E estou chegado ao lamento de hoje que vai precisamente para as entidades responsáveis pelo nosso turismo.
 
Há dias armei-me e disfarcei-me de turista e fui ao posto de turismo perguntar o que havia de interesse na cidade e na região. Como resposta deram-me um mapa da cidade, uma pequena revista, e um panfleto fotocopiado com um circuito (em palavras) pelos nossos 10 pontos mais importantes e interessantes da cidade.
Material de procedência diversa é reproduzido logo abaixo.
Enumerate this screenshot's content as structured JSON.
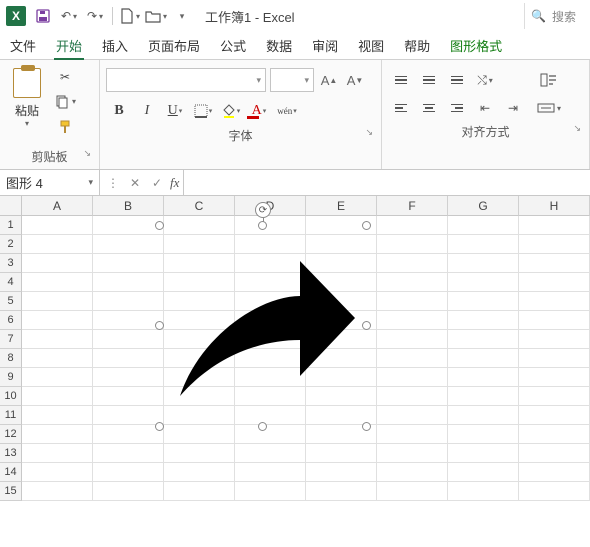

O mapa vai servindo de alguma orientação e dá uma ideia da cidade no seu todo, mas peca por não ter um destaque devido para o centro histórico e para os tais 10 pontos mais importantes destacado no panfleto que distribuem com anexo, além de não fazer qualquer referência complementar àquilo que vamos tendo de melhor. Quanto à revista com o turismo da região é simpática, com fotografias apelativas e interessantes, uma publicação com alguma qualidade, mas que lhe falta a definição de alguns circuitos e roteiros turísticos, mas serve como um resumo da região. Quanto ao panfleto fotocopiado, embora tenha alguma informação resumida sobre os tais 10 pontos de interesse de Chaves, peca em tudo o resto, pois é graficamente pobre, não atractivo nem apelativo, muito texto e letra miudinha só legível por um bom par de olhos.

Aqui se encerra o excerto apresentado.